Whatever happened to that feeling? Lyndon Johnson and Richard Nixon happened — and both were shameless liars. They destroyed not only their own credibility, but the credibility of the office.

Even when Lyndon Johnson told us the truth at a crucial juncture during the Vietnam war — that the Communist offensive of 1968 was a defeat for them, even as the media depicted it as a defeat for us — we didn’t believe him.

In later years, Communist leaders themselves admitted that they had been devastated on the battlefield. But, by then it was too late. What the Communists lost militarily on the ground in Vietnam they won politically in the American media and in American public opinion.

More than 50,000 Americans lost their lives winning battles on the ground in Vietnam, only to have the war lost politically back home. We seem to be having a similar scenario unfolding today in Iraq, where soldiers won the war, only to have politicians lose the peace, as Iraq now increasingly aligns itself with Iran.

When Barack Obama squanders his own credibility with his glib lies, he is not just injuring himself during his time in office. He is inflicting a lasting wound on the country as a whole.


While I'm not suggesting we give complete trust to any man, elected or otherwise, there must be some level of trust for a society to function, otherwise it is anarchy .

Some thoughts:

1. Truth Sustains---Lies Destroy.

"Truthful lips endure forever, a lying tongue lasts only a moment" (Proverbs 12:19).

2. Truth Comes From An External Source, Not An Internal One.

Relativism looks within for "truth." Biblical Christianity learns Truth from God through His Word.

"Trust in the Lord with all your heart and lean not on your own understanding; in all your ways acknowledge Him and He will make your paths straight" (Proverbs 3:5-6).

3. Discern "Good Faith."

"Good faith" is a legal term, but it is also a moral term. People make honest mistakes.
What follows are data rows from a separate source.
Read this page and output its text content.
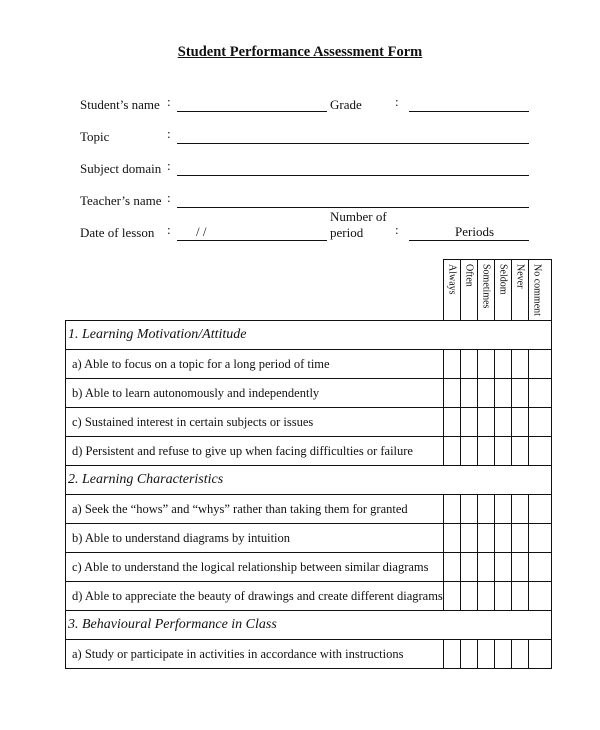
Student Performance Assessment Form
Student’s name :	Grade	:
Topic	:
Subject domain :
Teacher’s name :
Date of lesson : / /
Number of
period :	Periods

	Always	Often	Sometimes	Seldom	Never	No comment

1. Learning Motivation/Attitude						
a) Able to focus on a topic for a long period of time						
b) Able to learn autonomously and independently						
c) Sustained interest in certain subjects or issues						
d) Persistent and refuse to give up when facing difficulties or failure						
2. Learning Characteristics						
a) Seek the “hows” and “whys” rather than taking them for granted						
b) Able to understand diagrams by intuition						
c) Able to understand the logical relationship between similar diagrams						
d) Able to appreciate the beauty of drawings and create different diagrams						
3. Behavioural Performance in Class						
a) Study or participate in activities in accordance with instructions						
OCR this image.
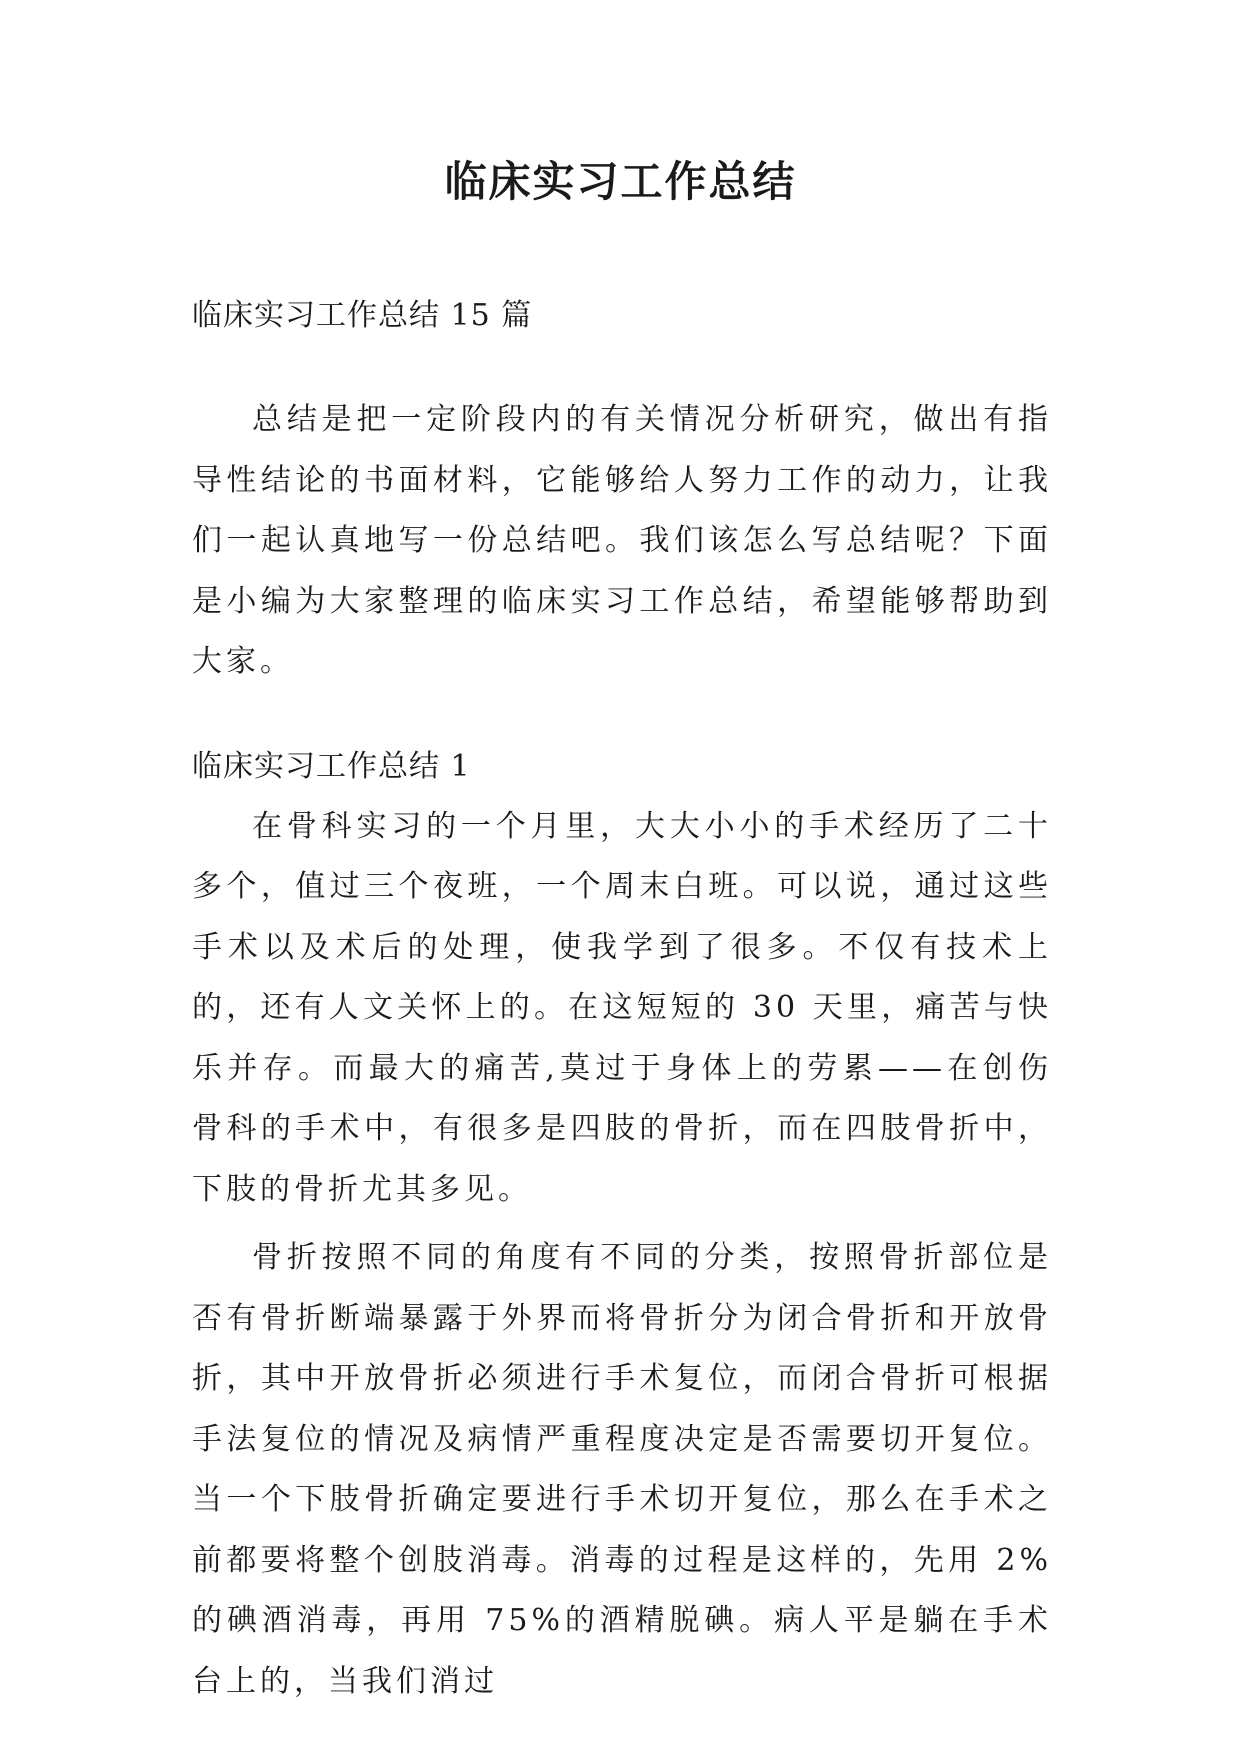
临床实习工作总结

临床实习工作总结 15 篇

总结是把一定阶段内的有关情况分析研究，做出有指导性结论的书面材料，它能够给人努力工作的动力，让我们一起认真地写一份总结吧。我们该怎么写总结呢？下面是小编为大家整理的临床实习工作总结，希望能够帮助到大家。

临床实习工作总结 1

在骨科实习的一个月里，大大小小的手术经历了二十多个，值过三个夜班，一个周末白班。可以说，通过这些手术以及术后的处理，使我学到了很多。不仅有技术上的，还有人文关怀上的。在这短短的 30 天里，痛苦与快乐并存。而最大的痛苦,莫过于身体上的劳累——在创伤骨科的手术中，有很多是四肢的骨折，而在四肢骨折中，下肢的骨折尤其多见。

骨折按照不同的角度有不同的分类，按照骨折部位是否有骨折断端暴露于外界而将骨折分为闭合骨折和开放骨折，其中开放骨折必须进行手术复位，而闭合骨折可根据手法复位的情况及病情严重程度决定是否需要切开复位。当一个下肢骨折确定要进行手术切开复位，那么在手术之前都要将整个创肢消毒。消毒的过程是这样的，先用 2%的碘酒消毒，再用 75%的酒精脱碘。病人平是躺在手术台上的，当我们消过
We the people must discern whether our leadership is simply making a bad call on an issue, not capable of the responsibility we have entrusted them with, or if they are purposefully misleading the public.
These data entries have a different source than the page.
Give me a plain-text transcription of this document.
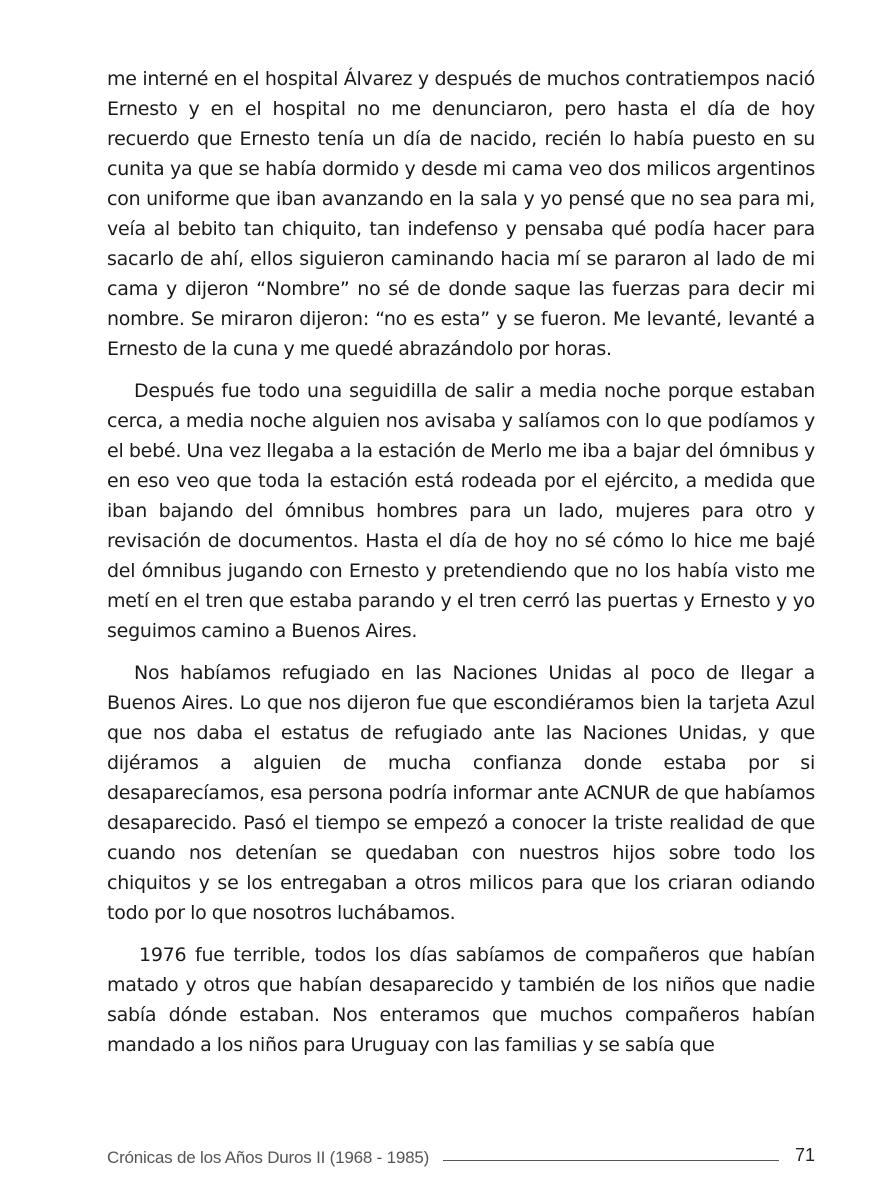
me interné en el hospital Álvarez y después de muchos contratiempos nació Ernesto y en el hospital no me denunciaron, pero hasta el día de hoy recuerdo que Ernesto tenía un día de nacido, recién lo había puesto en su cunita ya que se había dormido y desde mi cama veo dos milicos argentinos con uniforme que iban avanzando en la sala y yo pensé que no sea para mi, veía al bebito tan chiquito, tan indefenso y pensaba qué podía hacer para sacarlo de ahí, ellos siguieron caminando hacia mí se pararon al lado de mi cama y dijeron “Nombre” no sé de donde saque las fuerzas para decir mi nombre. Se miraron dijeron: “no es esta” y se fueron. Me levanté, levanté a Ernesto de la cuna y me quedé abrazándolo por horas.

Después fue todo una seguidilla de salir a media noche porque estaban cerca, a media noche alguien nos avisaba y salíamos con lo que podíamos y el bebé. Una vez llegaba a la estación de Merlo me iba a bajar del ómnibus y en eso veo que toda la estación está rodeada por el ejército, a medida que iban bajando del ómnibus hombres para un lado, mujeres para otro y revisación de documentos. Hasta el día de hoy no sé cómo lo hice me bajé del ómnibus jugando con Ernesto y pretendiendo que no los había visto me metí en el tren que estaba parando y el tren cerró las puertas y Ernesto y yo seguimos camino a Buenos Aires.

Nos habíamos refugiado en las Naciones Unidas al poco de llegar a Buenos Aires. Lo que nos dijeron fue que escondiéramos bien la tarjeta Azul que nos daba el estatus de refugiado ante las Naciones Unidas, y que dijéramos a alguien de mucha confianza donde estaba por si desaparecíamos, esa persona podría informar ante ACNUR de que habíamos desaparecido. Pasó el tiempo se empezó a conocer la triste realidad de que cuando nos detenían se quedaban con nuestros hijos sobre todo los chiquitos y se los entregaban a otros milicos para que los criaran odiando todo por lo que nosotros luchábamos.

1976 fue terrible, todos los días sabíamos de compañeros que habían matado y otros que habían desaparecido y también de los niños que nadie sabía dónde estaban. Nos enteramos que muchos compañeros habían mandado a los niños para Uruguay con las familias y se sabía que

Crónicas de los Años Duros II (1968 - 1985)	71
Discernment is the key. That is the process of deciding between truth and error, right and wrong.

The ability to think with discernment is synonymous with the ability to think biblically. Right thinking is also based on being properly informed.

Support good. Oppose evil.

"But examine everything carefully; hold fast to that which is good, abstain from that which is evil" (I Thessalonians 5:21).

4. Do Not Fear The Future.

"Never be afraid to trust an unknown future to a known God." (Corrie ten Boom).

"Even when I walk through the darkest valley, I will not be afraid, for you are close beside me. Your rod and your staff protect and comfort me" (Psalms 23:4 NLT).

Many challenges lie ahead for our great country. We are in a moral decline. When morality fails, everything fails. I personally believe that God wants to use His people to carry the lamp of Truth that will light the way to a better future for our country and our families.

And each of us are called to carry the lamp.

"If we abide by the principles taught in the Bible, our country will go on prospering and to prosper; but if we and our posterity neglect its instruction and authority, no man can tell how sudden a catastrophe may overwhelm us and bury all our glory in profound obscurity." (Daniel Webster).

"Finally, let us not forget the religious character of our origin. Our fathers were brought hither by their high veneration for the Christian religion. They journeyed by its light, and labored in its hope. They sought to incorporate its principles with the elements of their society, and to diffuse its influence through all their institutions, civil, political, or literary." (Daniel Webster).

Be Informed. Be Discerning. Be Vigilant. Be Prayerful. Be Active.